# Showing



## NOLA Standards (Apr 11, 2010)

Depends.... 

Showing a dog and actually winning/finishing a Championship are 2 entirely different things.

You and your breeder probably have talked about your expectations and the good and the not so great of your pup.

HOPEFULLY, your breeder actually has AKC Champions and understands what a show pup really is/qualities a show pup needs to have. You will get much more guidance from a breeder with REAL experience vs a breeder who places show pups who might get shown...but never achieve Championships....

Then again, just the experience can be rewarding although frankly it is a huge commitment to not be serious about finishing a Championship.

Also, when someone says "show", I think AKC competition, and some do not go that route, choosing instead other venues for a variety of reasons.

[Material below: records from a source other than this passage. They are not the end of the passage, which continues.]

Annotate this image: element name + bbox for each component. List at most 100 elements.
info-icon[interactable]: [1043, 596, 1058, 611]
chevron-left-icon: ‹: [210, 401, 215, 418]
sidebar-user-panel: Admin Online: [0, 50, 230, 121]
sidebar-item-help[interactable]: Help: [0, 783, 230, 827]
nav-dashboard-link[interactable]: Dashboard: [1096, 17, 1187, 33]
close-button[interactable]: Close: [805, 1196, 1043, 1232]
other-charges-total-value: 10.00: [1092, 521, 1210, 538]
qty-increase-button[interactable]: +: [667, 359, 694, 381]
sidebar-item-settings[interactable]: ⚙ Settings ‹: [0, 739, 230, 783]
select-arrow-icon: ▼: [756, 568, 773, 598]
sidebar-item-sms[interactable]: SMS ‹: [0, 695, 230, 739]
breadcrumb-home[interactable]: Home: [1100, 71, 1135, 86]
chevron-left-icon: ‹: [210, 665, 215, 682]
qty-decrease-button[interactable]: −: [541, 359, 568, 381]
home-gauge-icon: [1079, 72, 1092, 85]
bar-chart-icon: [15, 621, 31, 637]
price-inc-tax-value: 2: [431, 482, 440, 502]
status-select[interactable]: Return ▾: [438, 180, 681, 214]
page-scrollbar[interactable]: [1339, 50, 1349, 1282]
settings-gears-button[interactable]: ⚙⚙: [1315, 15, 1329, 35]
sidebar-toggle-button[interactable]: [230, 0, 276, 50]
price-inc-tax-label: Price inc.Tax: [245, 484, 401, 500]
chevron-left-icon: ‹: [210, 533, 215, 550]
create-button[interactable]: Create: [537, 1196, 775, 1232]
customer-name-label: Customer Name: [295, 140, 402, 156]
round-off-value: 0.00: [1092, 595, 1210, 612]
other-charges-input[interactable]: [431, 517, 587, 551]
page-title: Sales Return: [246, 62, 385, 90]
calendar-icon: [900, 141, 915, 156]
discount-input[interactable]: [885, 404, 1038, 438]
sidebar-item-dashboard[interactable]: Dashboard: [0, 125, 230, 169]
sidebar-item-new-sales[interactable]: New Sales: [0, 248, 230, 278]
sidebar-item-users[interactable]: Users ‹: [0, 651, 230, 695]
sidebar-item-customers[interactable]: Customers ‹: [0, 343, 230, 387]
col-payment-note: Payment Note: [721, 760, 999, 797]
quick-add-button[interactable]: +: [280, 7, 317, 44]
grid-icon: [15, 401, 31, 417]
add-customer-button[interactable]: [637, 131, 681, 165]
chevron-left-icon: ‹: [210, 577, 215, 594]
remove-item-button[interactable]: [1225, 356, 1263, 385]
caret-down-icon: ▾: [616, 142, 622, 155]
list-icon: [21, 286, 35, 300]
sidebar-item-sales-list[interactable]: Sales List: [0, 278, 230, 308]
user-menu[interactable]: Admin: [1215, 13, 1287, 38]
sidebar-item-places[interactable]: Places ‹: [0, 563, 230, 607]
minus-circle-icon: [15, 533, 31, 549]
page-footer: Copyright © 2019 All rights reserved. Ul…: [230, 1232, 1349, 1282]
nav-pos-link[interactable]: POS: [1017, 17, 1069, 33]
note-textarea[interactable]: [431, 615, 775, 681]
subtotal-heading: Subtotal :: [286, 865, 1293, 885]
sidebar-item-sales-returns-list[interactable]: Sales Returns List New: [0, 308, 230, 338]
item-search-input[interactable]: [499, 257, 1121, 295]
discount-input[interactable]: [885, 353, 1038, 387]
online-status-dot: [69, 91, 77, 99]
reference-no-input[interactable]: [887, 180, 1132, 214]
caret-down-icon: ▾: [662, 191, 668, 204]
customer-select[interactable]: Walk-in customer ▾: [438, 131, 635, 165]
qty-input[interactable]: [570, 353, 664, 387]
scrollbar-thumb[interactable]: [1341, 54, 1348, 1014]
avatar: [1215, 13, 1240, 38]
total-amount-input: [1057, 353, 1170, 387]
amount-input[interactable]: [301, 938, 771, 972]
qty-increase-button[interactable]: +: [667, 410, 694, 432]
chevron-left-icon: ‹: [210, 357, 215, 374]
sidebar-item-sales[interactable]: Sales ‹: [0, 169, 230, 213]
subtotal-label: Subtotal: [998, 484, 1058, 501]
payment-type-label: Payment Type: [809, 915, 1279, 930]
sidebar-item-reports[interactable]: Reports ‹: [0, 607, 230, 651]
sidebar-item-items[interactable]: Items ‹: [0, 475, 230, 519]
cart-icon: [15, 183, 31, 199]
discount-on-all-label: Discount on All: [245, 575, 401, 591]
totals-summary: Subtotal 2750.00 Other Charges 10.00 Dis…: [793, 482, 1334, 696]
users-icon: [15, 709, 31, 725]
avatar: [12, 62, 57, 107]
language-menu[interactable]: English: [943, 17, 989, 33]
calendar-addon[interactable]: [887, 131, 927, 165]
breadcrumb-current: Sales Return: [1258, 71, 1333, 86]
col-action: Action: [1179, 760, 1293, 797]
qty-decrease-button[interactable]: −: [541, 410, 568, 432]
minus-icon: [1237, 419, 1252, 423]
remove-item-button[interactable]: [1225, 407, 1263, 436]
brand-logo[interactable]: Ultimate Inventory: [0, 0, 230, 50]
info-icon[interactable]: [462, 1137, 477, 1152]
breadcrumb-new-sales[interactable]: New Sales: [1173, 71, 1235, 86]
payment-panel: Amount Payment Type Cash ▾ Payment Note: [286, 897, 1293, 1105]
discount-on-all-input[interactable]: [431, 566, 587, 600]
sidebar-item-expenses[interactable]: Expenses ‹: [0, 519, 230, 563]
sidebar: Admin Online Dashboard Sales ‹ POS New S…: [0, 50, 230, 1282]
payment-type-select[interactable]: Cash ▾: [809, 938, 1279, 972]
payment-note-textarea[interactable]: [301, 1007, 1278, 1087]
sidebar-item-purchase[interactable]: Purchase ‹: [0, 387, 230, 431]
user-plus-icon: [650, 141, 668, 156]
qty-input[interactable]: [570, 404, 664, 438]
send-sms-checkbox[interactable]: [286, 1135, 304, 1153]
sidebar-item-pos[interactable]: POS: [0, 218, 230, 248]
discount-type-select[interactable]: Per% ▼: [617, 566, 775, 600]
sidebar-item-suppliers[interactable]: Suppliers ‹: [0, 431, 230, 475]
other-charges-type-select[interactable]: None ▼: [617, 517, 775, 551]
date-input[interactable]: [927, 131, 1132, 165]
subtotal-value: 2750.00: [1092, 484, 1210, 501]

I've managed some nice accomplishments with my NOLA Standards reds and apricots (and black) as an Owner Handler BUT I have an AMAZING MENTOR who trained me to train my poodles so the AKC CHs and the AKC GR Chs could happen. You have to have a great dog, but you need more than that.

That is a DO ( A mentor)

Also, respect the Handlers. They are professionals and with poodles especially, their presentation is an art. (another DO).

Best wishes to you.

Tabatha
NOLA Standards


----------



## spindledreams (Aug 7, 2012)

Wry grin we wanted a conformation champion but I think my brownie has other ideas... I don't think he will do well except for training me in how to keep a show coat... I have gotten some umm not nice remarks about his tail from folks who are big on showing AKC....


phoenix 1-14-2014 2-14-09 PM by spindledreams, on Flickr


----------



## calarche (May 6, 2013)

NOLA Standards said:


> Depends....
> 
> Showing a dog and actually winning/finishing a Championship are 2 entirely different things.
> 
> ...


Tabatha,

The breeder is amazing and has several Champions. She has owner handled and used a handler. She has given me a lot of pointers and do/dont do scenarios. I'm also cognizant of the fact that the are many here who also have a wealth of knowledge and am just seeking some other tips or tricks. Thanks for responding! 

Sent from Petguide.com Free App


----------



## calarche (May 6, 2013)

spindledreams said:


> Wry grin we wanted a conformation champion but I think my brownie has other ideas... I don't think he will do well except for training me in how to keep a show coat... I have gotten some umm not nice remarks about his tail from folks who are big on showing AKC....
> 
> 
> phoenix 1-14-2014 2-14-09 PM by spindledreams, on Flickr


Good for you for making a commitment to your boy! He's adorable. 

Sent from Petguide.com Free App


----------



## spindledreams (Aug 7, 2012)

I loves my monkey doodle, his personality is a unique as his appearance. I am looking forward to seeing him in some fun clips later in his life for now he has to play like he is a show dog for a few more months.


----------



## NOLA Standards (Apr 11, 2010)

Carlarche,

Sounds like you have great guidance. 

Enjoy the journey!


Tabatha
NOLA Standards

PS Spindledream, your brownie is a cutie! And rather a little squirrelie of a tail than one that never makes it to the "upright position'! The curse of reds and apricots!


----------



## spindledreams (Aug 7, 2012)

Thank you Tabatha for the kind words about my boy and his tail set. 
The locals that have seen his photos latch on to his tail carriage and never seem to realize how nice his tail set really is. Posing for the judge I can hold it up but the moment I move it is going to to back down and there is really nothing anyone can do about it. We just accept his unique appearance and he will be doing performance when he is old enough for agility etc.


----------